I have just discovered it, had not time to really read it. I assume that you have a very good understanding of GTK3 and maybe upcoming GTK4 and do not teach us only old GTK2 stuff already covered by Andrew Krauses book, so then we maybe can translate the contents to other languages too. I would be interested to do it for Nim then, maybe others can do it for Rust, C++, Python or even plain C.
I have his book and I do refer to it from time to time, but for the most part, I’ve just struck out on my own and I follow my nose. My aim is to provide answers to 95% of the questions the average developer may have when it comes to GTK.
And anything that’s been deprecated I don’t mention. One of my aims is to make this blog as future-proof as possible within human limitations.
I haven’t yet started on GTK 4, but I’m aware of the pending release. Once it’s ready, I’ll check to see what’s changed and/or deprecated and make the necessary adjustments to my examples and documentation.
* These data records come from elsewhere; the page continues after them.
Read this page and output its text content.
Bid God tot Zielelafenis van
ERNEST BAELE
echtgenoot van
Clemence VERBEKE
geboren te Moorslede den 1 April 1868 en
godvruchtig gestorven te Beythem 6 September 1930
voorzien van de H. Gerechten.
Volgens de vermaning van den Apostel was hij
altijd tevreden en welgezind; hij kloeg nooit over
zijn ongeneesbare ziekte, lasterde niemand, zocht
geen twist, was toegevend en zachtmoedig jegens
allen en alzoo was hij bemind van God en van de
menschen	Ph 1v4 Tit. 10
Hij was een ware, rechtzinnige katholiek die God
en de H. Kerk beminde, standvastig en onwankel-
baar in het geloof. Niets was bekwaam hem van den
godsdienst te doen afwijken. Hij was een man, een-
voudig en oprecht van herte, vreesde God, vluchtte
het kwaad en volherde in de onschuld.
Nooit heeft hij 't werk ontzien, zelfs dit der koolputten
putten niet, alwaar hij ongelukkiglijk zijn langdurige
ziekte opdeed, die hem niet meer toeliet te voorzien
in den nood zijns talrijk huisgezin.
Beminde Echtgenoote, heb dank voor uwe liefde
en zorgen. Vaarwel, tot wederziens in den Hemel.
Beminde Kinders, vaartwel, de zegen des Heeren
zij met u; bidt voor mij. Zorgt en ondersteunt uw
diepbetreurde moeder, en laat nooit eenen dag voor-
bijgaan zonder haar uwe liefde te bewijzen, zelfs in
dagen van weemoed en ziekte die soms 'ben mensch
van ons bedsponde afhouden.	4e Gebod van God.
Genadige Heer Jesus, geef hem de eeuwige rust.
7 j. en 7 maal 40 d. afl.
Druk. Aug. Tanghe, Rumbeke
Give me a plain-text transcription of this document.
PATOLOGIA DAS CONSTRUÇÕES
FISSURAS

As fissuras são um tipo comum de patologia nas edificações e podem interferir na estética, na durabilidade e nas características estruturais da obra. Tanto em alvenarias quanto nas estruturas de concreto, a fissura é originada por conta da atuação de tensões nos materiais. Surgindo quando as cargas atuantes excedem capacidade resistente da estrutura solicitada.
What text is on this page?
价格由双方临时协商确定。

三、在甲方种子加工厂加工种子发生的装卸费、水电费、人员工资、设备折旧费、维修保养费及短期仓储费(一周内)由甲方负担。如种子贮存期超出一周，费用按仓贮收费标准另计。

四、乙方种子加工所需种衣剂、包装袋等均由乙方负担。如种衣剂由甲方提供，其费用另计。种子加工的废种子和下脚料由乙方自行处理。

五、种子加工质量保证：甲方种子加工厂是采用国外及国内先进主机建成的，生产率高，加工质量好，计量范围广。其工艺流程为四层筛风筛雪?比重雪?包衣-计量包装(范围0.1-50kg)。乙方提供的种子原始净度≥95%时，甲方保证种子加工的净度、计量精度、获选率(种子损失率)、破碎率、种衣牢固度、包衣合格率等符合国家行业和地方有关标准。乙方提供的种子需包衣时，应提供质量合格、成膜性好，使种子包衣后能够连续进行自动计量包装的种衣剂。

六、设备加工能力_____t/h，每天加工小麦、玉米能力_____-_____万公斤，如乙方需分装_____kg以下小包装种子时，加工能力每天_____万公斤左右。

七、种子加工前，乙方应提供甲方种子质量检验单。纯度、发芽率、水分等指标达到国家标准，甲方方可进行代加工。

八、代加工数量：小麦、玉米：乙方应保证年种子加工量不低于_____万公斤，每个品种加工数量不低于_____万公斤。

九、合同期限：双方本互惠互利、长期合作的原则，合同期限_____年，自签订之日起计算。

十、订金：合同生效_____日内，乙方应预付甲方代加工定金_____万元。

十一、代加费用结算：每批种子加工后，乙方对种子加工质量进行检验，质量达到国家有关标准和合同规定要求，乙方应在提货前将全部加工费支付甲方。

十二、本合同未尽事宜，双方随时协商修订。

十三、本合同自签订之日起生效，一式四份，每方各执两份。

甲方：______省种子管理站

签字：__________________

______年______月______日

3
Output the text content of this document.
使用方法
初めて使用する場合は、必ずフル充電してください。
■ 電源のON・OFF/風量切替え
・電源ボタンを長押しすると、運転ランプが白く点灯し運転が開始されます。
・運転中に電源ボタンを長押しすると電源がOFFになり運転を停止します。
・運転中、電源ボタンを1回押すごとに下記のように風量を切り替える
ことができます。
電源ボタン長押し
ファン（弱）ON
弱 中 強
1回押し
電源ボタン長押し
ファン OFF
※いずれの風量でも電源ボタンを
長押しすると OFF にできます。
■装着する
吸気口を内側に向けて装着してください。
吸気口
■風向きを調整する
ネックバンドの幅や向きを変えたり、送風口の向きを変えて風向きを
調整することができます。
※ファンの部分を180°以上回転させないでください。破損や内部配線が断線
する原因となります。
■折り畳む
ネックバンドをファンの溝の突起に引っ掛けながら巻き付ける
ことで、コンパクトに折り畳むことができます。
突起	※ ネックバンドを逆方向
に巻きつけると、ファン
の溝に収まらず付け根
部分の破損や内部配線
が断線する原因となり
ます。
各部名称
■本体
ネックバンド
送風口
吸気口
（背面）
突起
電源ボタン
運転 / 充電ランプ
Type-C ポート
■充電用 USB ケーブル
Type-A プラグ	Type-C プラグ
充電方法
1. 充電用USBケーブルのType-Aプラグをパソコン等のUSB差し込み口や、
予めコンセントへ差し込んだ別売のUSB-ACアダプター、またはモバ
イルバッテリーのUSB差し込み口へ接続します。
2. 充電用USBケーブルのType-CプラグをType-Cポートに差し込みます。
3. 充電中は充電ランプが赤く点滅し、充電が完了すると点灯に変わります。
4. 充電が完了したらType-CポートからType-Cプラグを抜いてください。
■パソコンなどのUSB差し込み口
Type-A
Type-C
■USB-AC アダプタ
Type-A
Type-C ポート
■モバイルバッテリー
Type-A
I’ve been thinking about how I might write a coder’s Rosetta stone, a guide to translating the examples on the blog into other languages. I’m not sure yet how involved this would be and I’ve got a lot on my plate ATM, but it’s an intriguing idea.
I just did a short investigation of your current tutorial. My impression is, that currently most is still GTK2 based, for example GAction/GMenu is not yet covered (that is something I have to read about soon, as I can not remember. And yes I know ebassi, there is a chapter in gtk howdoI, will read that. ) I also looked at some of your example code, it is nice that you provide full self contained stand alone examples for all of your explanations.
One note for your blog posts, maybe it would be nice to add some more pictures. In these days younger people often have mental problems reading pure text, they need pictures and even videos. (People even create videos to teach programming and programming languages – I still wonder if that is why the authors have trouble writing text, or why the youtube watchers have trouble reading. Well both reasons seems to be strange, must be difficult programming software without reading capacity.)
I started with the old-school stuff first, so I haven’t yet covered CSS, but I will at some point.
I haven’t run across Nim before. Thanks for bringing it to my attention. On the surface, it seems very similar to Python. Now my curiosity is up and I’ll have to look into it more.
I may add screenshots at some point.
As to the reading problems… it’s been said that no one is an expert on anything until they’ve put in 10,000 hours. Perhaps these young people just need to practice more.
From significant whitespace (no {}) and high level constructs it may look like Python, but it is indeed very similar to D, a modern but not that mature variant.